TAL Life Limited began investigating the woman’s medical history because she’d taken out income protection insurance four months before her cancer diagnosis in December 2013, and after finding she’d sought help for mental health between 2007 and 2009, avoided her contract of insurance claiming she had failed to disclose a prior history of depression.
It stopped paying her $5,000 a month, which it had done between January 2014 and May 2014, and told her it wouldn’t have offered her cover if it had known about her alleged depression, even though it was unrelated to her cancer.
The woman, a self-employed health professional, was taken aback by the news, telling a TAL employee she was “stunned, shocked, incredibly sad and distressed”.
She took the matter to the financial ombudsman service in 2014.
The banking royal commission heard on Friday that TAL deliberately delayed its dealings with the ombudsman.
The commission heard that in mid-March 2015, TAL had another look at the woman’s medical history to see if blood tests she had taken for gynaecological issues, which she had disclosed in her application, could be classified as non-disclosure.
When TAL sought a retrospective underwriting opinion, the general manager of claims in TAL told the retail claims manager she couldn’t help feeling that TAL was “trying to make retrospective decisions when the facts at the time were different”.
The commission also heard that a couple of weeks before TAL was due to hold a conciliation meeting with the ombudsman, its claims decision committee said it had found additional medical evidence about the woman showing she had experienced “recent deteriorating weight loss, mood change, and fatigue” and her insurance would have been declined on that information.
But TAL waited for two weeks until the day before the conciliation meeting to tell the ombudsman it would be using that additional information as evidence to support its reason to avoid the woman’s insurance contract.
Senior counsel assisting the royal commission, Rowena Orr QC, asked if TAL had withheld that information until the last moment because it wanted to use the information to its “strategic advantage”.
Loraine van Eeden, from TAL Life Limited, replied: “I don’t know.”
Orr said: “It was part of a broader pattern of delay in the dealings with the ombudsman in this matter, wasn’t it?”
Eeden replied: “Yes.”
TAL eventually settled the matter with the ombudsman. It agreed to waive its right to recover the $25,000 it had already paid the woman, and then paid her another $25,000.
Eeden conceded to the banking royal commission that it was wrong to avoid the woman’s insurance contract.
She agreed the woman had made an innocent non-disclosure of an unrelated condition when she applied for income protection insurance. She said policies should only be avoided if there is fraudulent non-disclosure of unrelated conditions – such as someone claiming they are working when they are not – but not when there has been innocent non-disclosure of unrelated conditions.

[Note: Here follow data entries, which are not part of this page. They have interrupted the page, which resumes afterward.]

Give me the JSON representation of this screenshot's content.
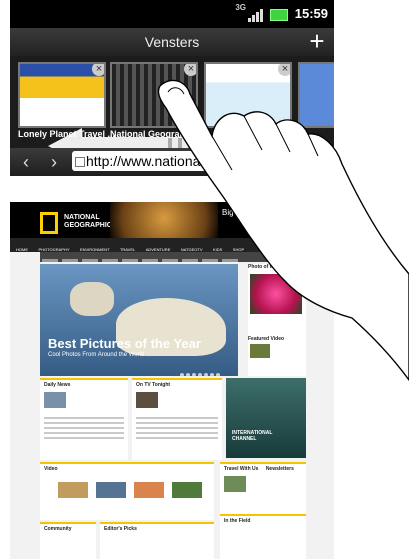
{
  "status_bar": {
    "network": "3G",
    "time": "15:59"
  },
  "title_bar": {
    "title": "Vensters",
    "new_window_icon": "plus-icon"
  },
  "windows": [
    {
      "label": "Lonely Planet Travel ...",
      "close": "×"
    },
    {
      "label": "National Geographic ...",
      "close": "×"
    },
    {
      "label": "",
      "close": "×"
    }
  ],
  "url_bar": {
    "back": "‹",
    "forward": "›",
    "url": "http://www.national..."
  },
  "web_page": {
    "logo_line1": "NATIONAL",
    "logo_line2": "GEOGRAPHIC",
    "banner": "Big Ca",
    "menu": [
      "HOME",
      "PHOTOGRAPHY",
      "ENVIRONMENT",
      "TRAVEL",
      "ADVENTURE",
      "NATGEOTV",
      "KIDS",
      "SHOP"
    ],
    "hero_title": "Best Pictures of the Year",
    "hero_subtitle": "Cool Photos From Around the World",
    "photo_of_day": "Photo of the Day",
    "featured_video": "Featured Video",
    "daily_news": "Daily News",
    "tonight": "On TV Tonight",
    "tv_channel_line1": "INTERNATIONAL",
    "tv_channel_line2": "CHANNEL",
    "video": "Video",
    "travel": "Travel With Us",
    "newsletters": "Newsletters",
    "field": "In the Field",
    "community": "Community",
    "editors": "Editor's Picks"
  }
}
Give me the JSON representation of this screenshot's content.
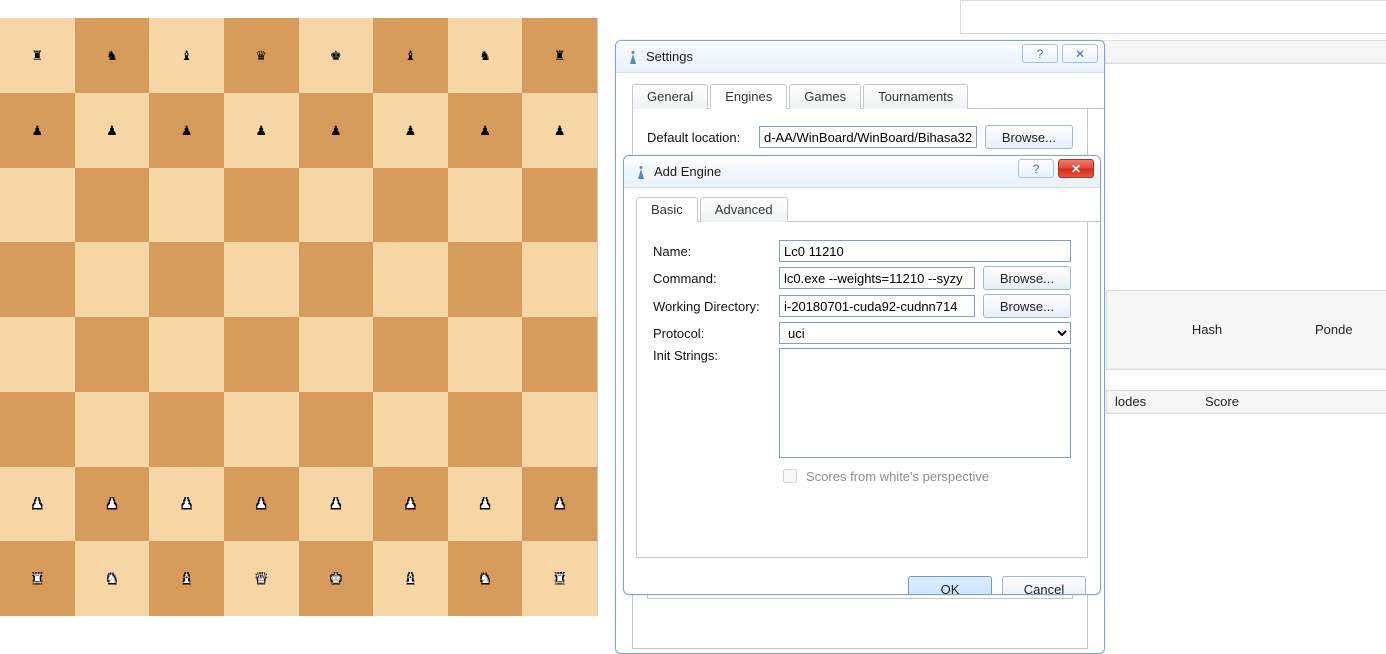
{
  "board": {
    "rows": [
      [
        "r",
        "n",
        "b",
        "q",
        "k",
        "b",
        "n",
        "r"
      ],
      [
        "p",
        "p",
        "p",
        "p",
        "p",
        "p",
        "p",
        "p"
      ],
      [
        "",
        "",
        "",
        "",
        "",
        "",
        "",
        ""
      ],
      [
        "",
        "",
        "",
        "",
        "",
        "",
        "",
        ""
      ],
      [
        "",
        "",
        "",
        "",
        "",
        "",
        "",
        ""
      ],
      [
        "",
        "",
        "",
        "",
        "",
        "",
        "",
        ""
      ],
      [
        "P",
        "P",
        "P",
        "P",
        "P",
        "P",
        "P",
        "P"
      ],
      [
        "R",
        "N",
        "B",
        "Q",
        "K",
        "B",
        "N",
        "R"
      ]
    ]
  },
  "piece_glyphs": {
    "K": "♔",
    "Q": "♕",
    "R": "♖",
    "B": "♗",
    "N": "♘",
    "P": "♙",
    "k": "♚",
    "q": "♛",
    "r": "♜",
    "b": "♝",
    "n": "♞",
    "p": "♟"
  },
  "bg": {
    "panel1_cols": [
      "lodes",
      "Score"
    ],
    "panel2_cols": [
      "Hash",
      "Ponde"
    ],
    "panel3_cols": [
      "lodes",
      "Score"
    ]
  },
  "settings": {
    "title": "Settings",
    "tabs": {
      "general": "General",
      "engines": "Engines",
      "games": "Games",
      "tournaments": "Tournaments"
    },
    "default_location_label": "Default location:",
    "default_location_value": "d-AA/WinBoard/WinBoard/Bihasa32",
    "browse": "Browse..."
  },
  "add_engine": {
    "title": "Add Engine",
    "tabs": {
      "basic": "Basic",
      "advanced": "Advanced"
    },
    "labels": {
      "name": "Name:",
      "command": "Command:",
      "wd": "Working Directory:",
      "protocol": "Protocol:",
      "init": "Init Strings:",
      "scores": "Scores from white's perspective"
    },
    "values": {
      "name": "Lc0 11210",
      "command": "lc0.exe --weights=11210 --syzy",
      "wd": "i-20180701-cuda92-cudnn714",
      "protocol": "uci",
      "init": ""
    },
    "browse": "Browse...",
    "ok": "OK",
    "cancel": "Cancel"
  }
}
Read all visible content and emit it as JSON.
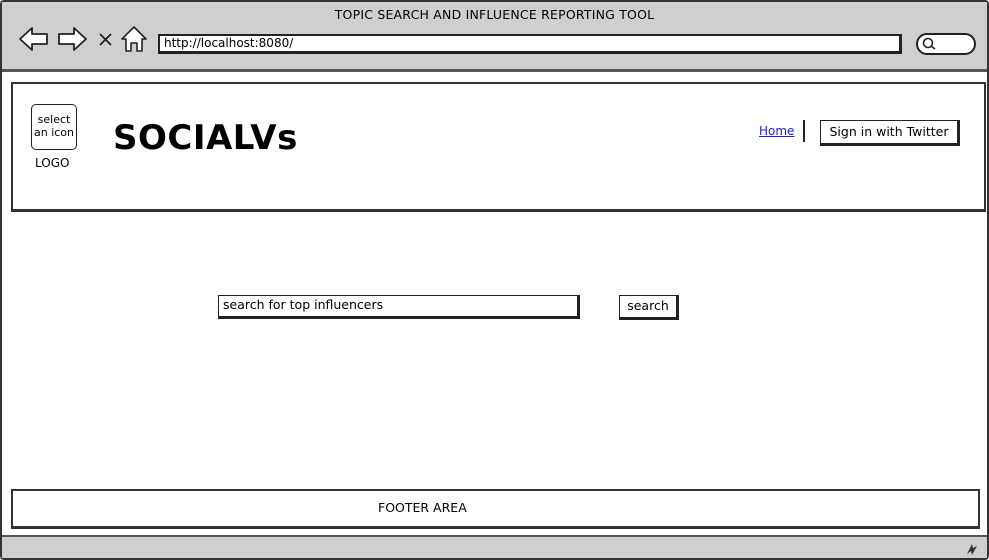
{
  "window": {
    "title": "TOPIC SEARCH AND INFLUENCE REPORTING TOOL"
  },
  "browser": {
    "url": "http://localhost:8080/",
    "icons": [
      "back-arrow-icon",
      "forward-arrow-icon",
      "close-icon",
      "home-icon",
      "search-icon",
      "resize-grip-icon"
    ]
  },
  "header": {
    "logo_placeholder": "select an icon",
    "logo_caption": "LOGO",
    "brand": "SOCIALVs",
    "nav": {
      "home_label": "Home",
      "signin_label": "Sign in with Twitter"
    }
  },
  "search": {
    "input_value": "search for top influencers",
    "button_label": "search"
  },
  "footer": {
    "label": "FOOTER AREA"
  },
  "colors": {
    "chrome": "#cfcfcf",
    "link": "#1a1aee",
    "border": "#222222"
  }
}
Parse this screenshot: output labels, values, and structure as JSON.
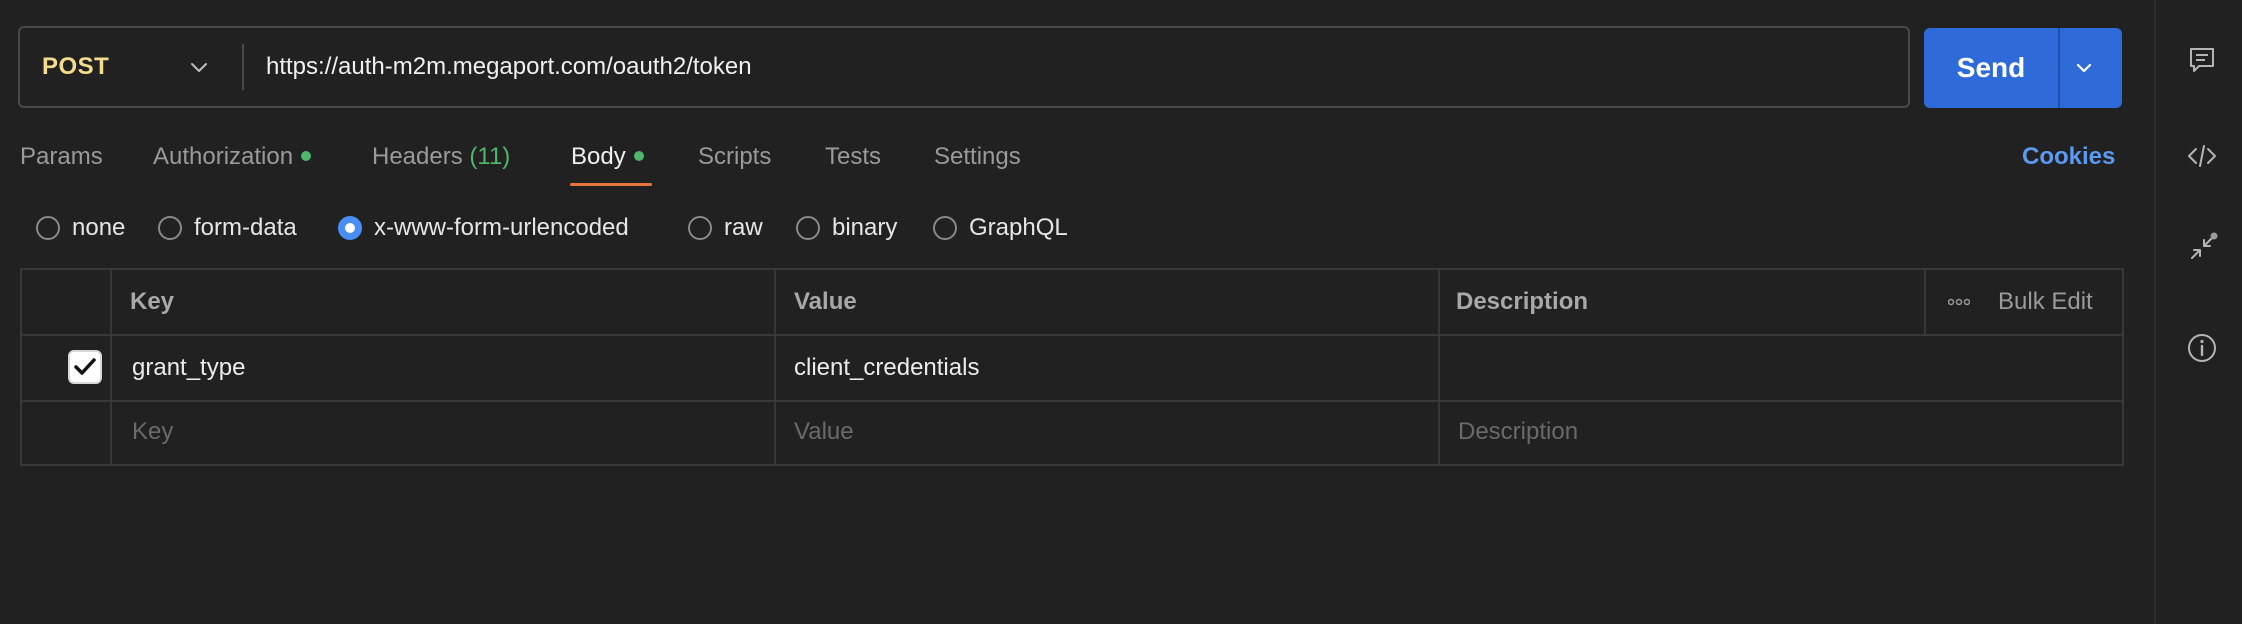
{
  "request": {
    "method": "POST",
    "url": "https://auth-m2m.megaport.com/oauth2/token",
    "send_label": "Send"
  },
  "tabs": [
    {
      "label": "Params"
    },
    {
      "label": "Authorization",
      "indicator": true
    },
    {
      "label": "Headers",
      "count": "(11)"
    },
    {
      "label": "Body",
      "indicator": true,
      "active": true
    },
    {
      "label": "Scripts"
    },
    {
      "label": "Tests"
    },
    {
      "label": "Settings"
    }
  ],
  "cookies_label": "Cookies",
  "body_types": [
    {
      "label": "none",
      "selected": false
    },
    {
      "label": "form-data",
      "selected": false
    },
    {
      "label": "x-www-form-urlencoded",
      "selected": true
    },
    {
      "label": "raw",
      "selected": false
    },
    {
      "label": "binary",
      "selected": false
    },
    {
      "label": "GraphQL",
      "selected": false
    }
  ],
  "table": {
    "headers": {
      "key": "Key",
      "value": "Value",
      "description": "Description"
    },
    "bulk_edit_label": "Bulk Edit",
    "rows": [
      {
        "checked": true,
        "key": "grant_type",
        "value": "client_credentials",
        "description": ""
      }
    ],
    "placeholders": {
      "key": "Key",
      "value": "Value",
      "description": "Description"
    }
  },
  "right_sidebar": {
    "icons": [
      "comments-icon",
      "code-icon",
      "collapse-arrows-icon",
      "info-icon"
    ]
  },
  "colors": {
    "method": "#f4dc8c",
    "send": "#2f6bd8",
    "active_tab_underline": "#e8743b",
    "indicator": "#4fb56a",
    "cookies": "#5a9af0",
    "radio_selected": "#4a8ef5"
  }
}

The commission heard that TAL is now in the process of changing its controls and risk management of disputed claims, so disputed claims are not remitted back to original case managers but to separate case managers.
Also on Friday, the corporate regulator began civil proceedings against ANZ Bank over allegations ANZ failed to tell shareholders that the investment banks it hired to sell $2.5bn of its shares in 2015 bought $791m worth of shares themselves.
The Australian Securities and Investments Commission (Asic) has alleged that when ANZ tried to raise $2.5bn in 2015, the share sale did not attract the anticipated level of interest from institutional investors, so the investment banks running the share sale – JP Morgan Australia, Citigroup, and Deutsche Bank – had to purchase the leftover shares.
Asic alleges ANZ failed to tell the stock market about the purchase of the leftover shares before the market opened the next day.
It says more than $1.1bn of ANZ shares were traded the next day, and traders may have acted differently if they had all relevant information.
ANZ has said it will defend the allegations, saying it is not aware of any precedent for an ASX-listed company to disclose if shares had been bought by investment banks running a major share sale.